A press secretary for the GSA confirmed to the Journal that the space is privately owned by someone not affiliated with the Trump Organization.

A Pentagon official wrote in a letter seen by the WSJ that the department does not see how the president could benefit from the rental as the space is privately owned by someone outside of his organization.

"To alleviate your principal concern (i.e. that the president of the United States might financially benefit from the lease effort), please know that this residential space is privately owned and that lease negotiations have been with the owner's representatives only," James A. MacStravic, the acting undersecretary of Defense for Acquisition, Technology and Logistics wrote to Rep. Jackie Speier, D-California, in a letter dated March 3. "We are not aware of any means through which the president would personally benefit from a government lease of this space."

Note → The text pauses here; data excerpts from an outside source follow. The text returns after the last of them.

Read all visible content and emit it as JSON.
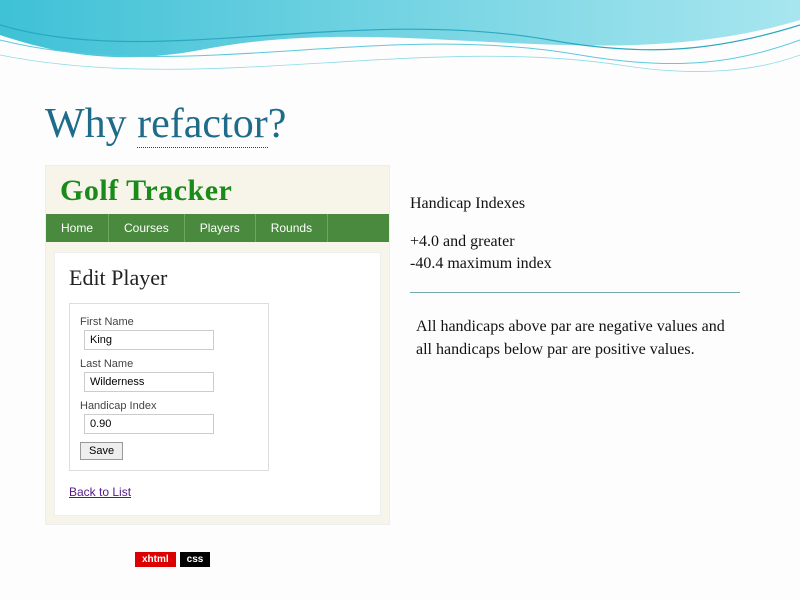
{
  "slide": {
    "title_word1": "Why ",
    "title_word2": "refactor",
    "title_word3": "?"
  },
  "app": {
    "logo": "Golf Tracker",
    "nav": [
      "Home",
      "Courses",
      "Players",
      "Rounds"
    ],
    "heading": "Edit Player",
    "form": {
      "first_name_label": "First Name",
      "first_name_value": "King",
      "last_name_label": "Last Name",
      "last_name_value": "Wilderness",
      "handicap_label": "Handicap Index",
      "handicap_value": "0.90",
      "save_label": "Save"
    },
    "back_link": "Back to List",
    "badges": {
      "xhtml": "xhtml",
      "css": "css"
    }
  },
  "notes": {
    "heading": "Handicap Indexes",
    "line1": "+4.0 and greater",
    "line2": "-40.4 maximum index",
    "explain": "All handicaps above par are negative values and all handicaps below par are positive values."
  }
}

The White House Military Office oversees the"nuclear football," which is the briefcase that constantly accompanies the president and would allow Mr. Trump to authorize a nuclear strike. The office is also required to be near the president at all times in order to provide support services relating to medical needs, transportation, communications and food.

Mr. Trump has both residential space and office space in the building. His wife First Lady Melania and their son Barron Trump only recently left their home in Trump Tower on June 11 to move into the White House. The cost of protection for the first family during their time in the New York building fell to the Secret Service.